🛠️ How SQL Stories Are Made

🎯 Purpose

This document explains how each SQL Story in this repo is created using a mix of synthetic data generation, structured business framing, and AI-assisted scenario design. The goal is to simulate realistic business questions and data challenges that strengthen SQL and analytical fluency.

🧬 Data Generation Strategy

All stories are powered by a dataset produced using the companion project:
➡️ ecom_sales_data_generator

That repo provides:

Modular Python scripts for data simulation
Scenario-based YAML configurations
Controlled injection of data messiness

🗂️ This repository includes database.zip, which contains the pre-built SQLite databases. The output includes:

Clean CSVs for each table (orders, order_items, returns, etc.)
A zip archive with loading assets: ecom_data_gen_output/database.zip

Inside that zip:

*.csv files (one per table)
load_data.sql to construct the schema and load into SQLite

🧪 Mess Injection (Realism Tuning)

The data generator supports configurable “mess” levels:

none: perfectly clean, ideal for baselines or learners
medium: includes nulls, case issues, date shifts, return spikes
heavy: simulates real-world chaos — fuzzy joins, data mismatches, and edge-case outliers

This messiness emulates POS systems or early-stage data warehouses where governance is still maturing.
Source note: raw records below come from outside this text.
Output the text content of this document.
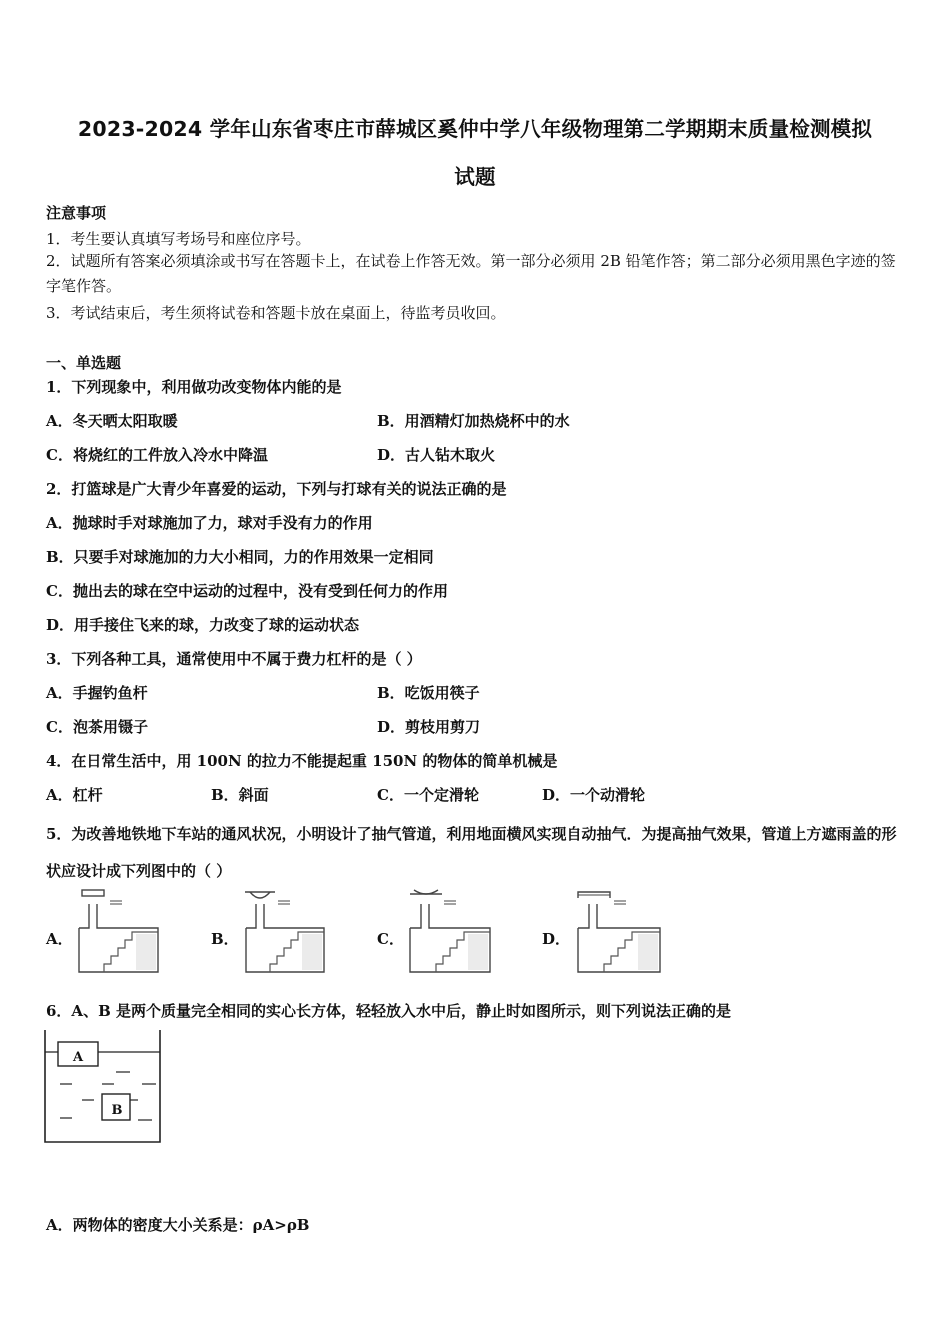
2023-2024 学年山东省枣庄市薛城区奚仲中学八年级物理第二学期期末质量检测模拟
试题
注意事项
1．考生要认真填写考场号和座位序号。
2．试题所有答案必须填涂或书写在答题卡上，在试卷上作答无效。第一部分必须用 2B 铅笔作答；第二部分必须用黑色字迹的签字笔作答。
3．考试结束后，考生须将试卷和答题卡放在桌面上，待监考员收回。
一、单选题
1．下列现象中，利用做功改变物体内能的是
A．冬天晒太阳取暖	B．用酒精灯加热烧杯中的水
C．将烧红的工件放入冷水中降温	D．古人钻木取火
2．打篮球是广大青少年喜爱的运动，下列与打球有关的说法正确的是
A．抛球时手对球施加了力，球对手没有力的作用
B．只要手对球施加的力大小相同，力的作用效果一定相同
C．抛出去的球在空中运动的过程中，没有受到任何力的作用
D．用手接住飞来的球，力改变了球的运动状态
3．下列各种工具，通常使用中不属于费力杠杆的是（ ）
A．手握钓鱼杆	B．吃饭用筷子
C．泡茶用镊子	D．剪枝用剪刀
4．在日常生活中，用 100N 的拉力不能提起重 150N 的物体的简单机械是
A．杠杆	B．斜面	C．一个定滑轮	D．一个动滑轮
5．为改善地铁地下车站的通风状况，小明设计了抽气管道，利用地面横风实现自动抽气．为提高抽气效果，管道上方遮雨盖的形状应设计成下列图中的（ ）
A．	B．	C．	D．
6．A、B 是两个质量完全相同的实心长方体，轻轻放入水中后，静止时如图所示，则下列说法正确的是
A
B
A．两物体的密度大小关系是：ρA>ρB
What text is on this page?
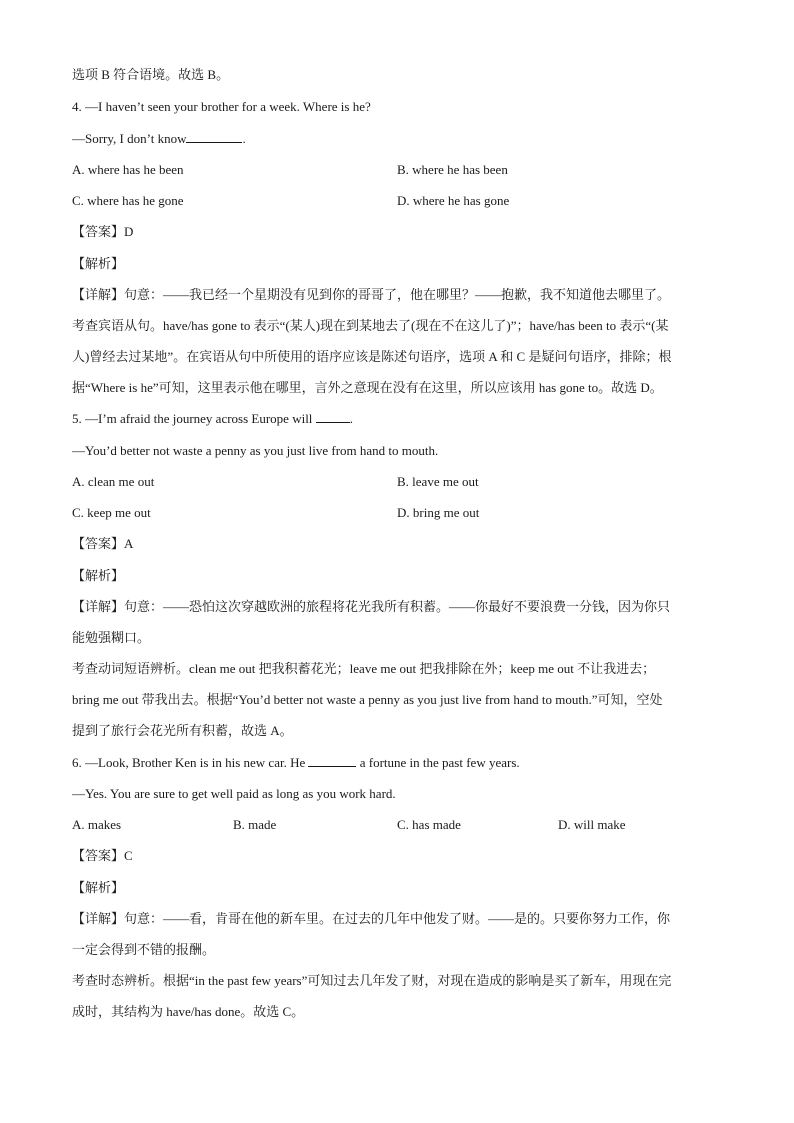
选项 B 符合语境。故选 B。
4. —I haven’t seen your brother for a week. Where is he?
—Sorry, I don’t know	.
A. where has he been	B. where he has been
C. where has he gone	D. where he has gone
【答案】D
【解析】
【详解】句意：——我已经一个星期没有见到你的哥哥了，他在哪里？——抱歉，我不知道他去哪里了。
考查宾语从句。have/has gone to 表示“(某人)现在到某地去了(现在不在这儿了)”；have/has been to 表示“(某
人)曾经去过某地”。在宾语从句中所使用的语序应该是陈述句语序，选项 A 和 C 是疑问句语序，排除；根
据“Where is he”可知，这里表示他在哪里，言外之意现在没有在这里，所以应该用 has gone to。故选 D。
5. —I’m afraid the journey across Europe will	.
—You’d better not waste a penny as you just live from hand to mouth.
A. clean me out	B. leave me out
C. keep me out	D. bring me out
【答案】A
【解析】
【详解】句意：——恐怕这次穿越欧洲的旅程将花光我所有积蓄。——你最好不要浪费一分钱，因为你只
能勉强糊口。
考查动词短语辨析。clean me out 把我积蓄花光；leave me out 把我排除在外；keep me out 不让我进去；
bring me out 带我出去。根据“You’d better not waste a penny as you just live from hand to mouth.”可知，空处
提到了旅行会花光所有积蓄，故选 A。
6. —Look, Brother Ken is in his new car. He	a fortune in the past few years.
—Yes. You are sure to get well paid as long as you work hard.
A. makes	B. made	C. has made	D. will make
【答案】C
【解析】
【详解】句意：——看，肯哥在他的新车里。在过去的几年中他发了财。——是的。只要你努力工作，你
一定会得到不错的报酬。
考查时态辨析。根据“in the past few years”可知过去几年发了财，对现在造成的影响是买了新车，用现在完
成时，其结构为 have/has done。故选 C。
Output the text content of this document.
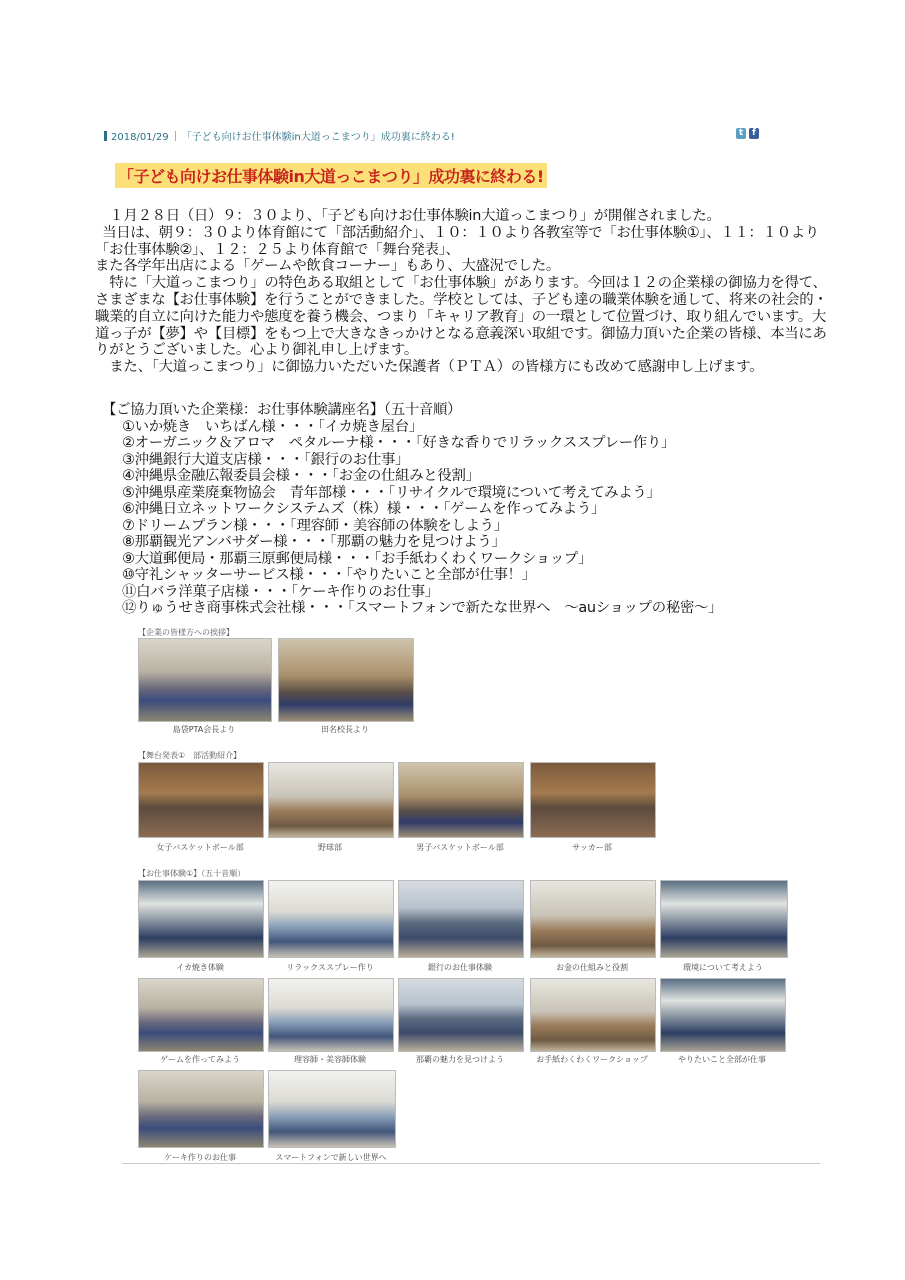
2018/01/29 「子ども向けお仕事体験in大道っこまつり」成功裏に終わる!	t f
「子ども向けお仕事体験in大道っこまつり」成功裏に終わる!

１月２８日（日）９：３０より、「子ども向けお仕事体験in大道っこまつり」が開催されました。

当日は、朝９：３０より体育館にて「部活動紹介」、１０：１０より各教室等で「お仕事体験①」、１１：１０より「お仕事体験②」、１２：２５より体育館で「舞台発表」、

また各学年出店による「ゲームや飲食コーナー」もあり、大盛況でした。

特に「大道っこまつり」の特色ある取組として「お仕事体験」があります。今回は１２の企業様の御協力を得て、さまざまな【お仕事体験】を行うことができました。学校としては、子ども達の職業体験を通して、将来の社会的・職業的自立に向けた能力や態度を養う機会、つまり「キャリア教育」の一環として位置づけ、取り組んでいます。大道っ子が【夢】や【目標】をもつ上で大きなきっかけとなる意義深い取組です。御協力頂いた企業の皆様、本当にありがとうございました。心より御礼申し上げます。

また、「大道っこまつり」に御協力いただいた保護者（ＰＴＡ）の皆様方にも改めて感謝申し上げます。

【ご協力頂いた企業様：お仕事体験講座名】（五十音順）
①いか焼き　いちばん様・・・「イカ焼き屋台」
②オーガニック＆アロマ　ペタルーナ様・・・「好きな香りでリラックススプレー作り」
③沖縄銀行大道支店様・・・「銀行のお仕事」
④沖縄県金融広報委員会様・・・「お金の仕組みと役割」
⑤沖縄県産業廃棄物協会　青年部様・・・「リサイクルで環境について考えてみよう」
⑥沖縄日立ネットワークシステムズ（株）様・・・「ゲームを作ってみよう」
⑦ドリームプラン様・・・「理容師・美容師の体験をしよう」
⑧那覇観光アンバサダー様・・・「那覇の魅力を見つけよう」
⑨大道郵便局・那覇三原郵便局様・・・「お手紙わくわくワークショップ」
⑩守礼シャッターサービス様・・・「やりたいこと全部が仕事！」
⑪白バラ洋菓子店様・・・「ケーキ作りのお仕事」
⑫りゅうせき商事株式会社様・・・「スマートフォンで新たな世界へ　～auショップの秘密～」
【企業の皆様方への挨拶】
島袋PTA会長より	田名校長より
【舞台発表①　部活動紹介】
女子バスケットボール部	野球部	男子バスケットボール部	サッカー部
【お仕事体験①】（五十音順）
イカ焼き体験	リラックススプレー作り	銀行のお仕事体験	お金の仕組みと役割	環境について考えよう
ゲームを作ってみよう	理容師・美容師体験	那覇の魅力を見つけよう	お手紙わくわくワークショップ	やりたいこと全部が仕事
ケーキ作りのお仕事	スマートフォンで新しい世界へ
The included database was configured with a medium mess injection.

🤖 AI's Role in Story Design

AI acts as a co-author and validator, helping shape business scenarios around each dataset. Contributions include:

Business context and stakeholder goals
Analytical framing and key metrics
Prompt engineering for SQL challenges
Narrative tone and documentation

AI helps keep every story grounded, engaging, and useful — from beginner tutorials to portfolio-grade projects.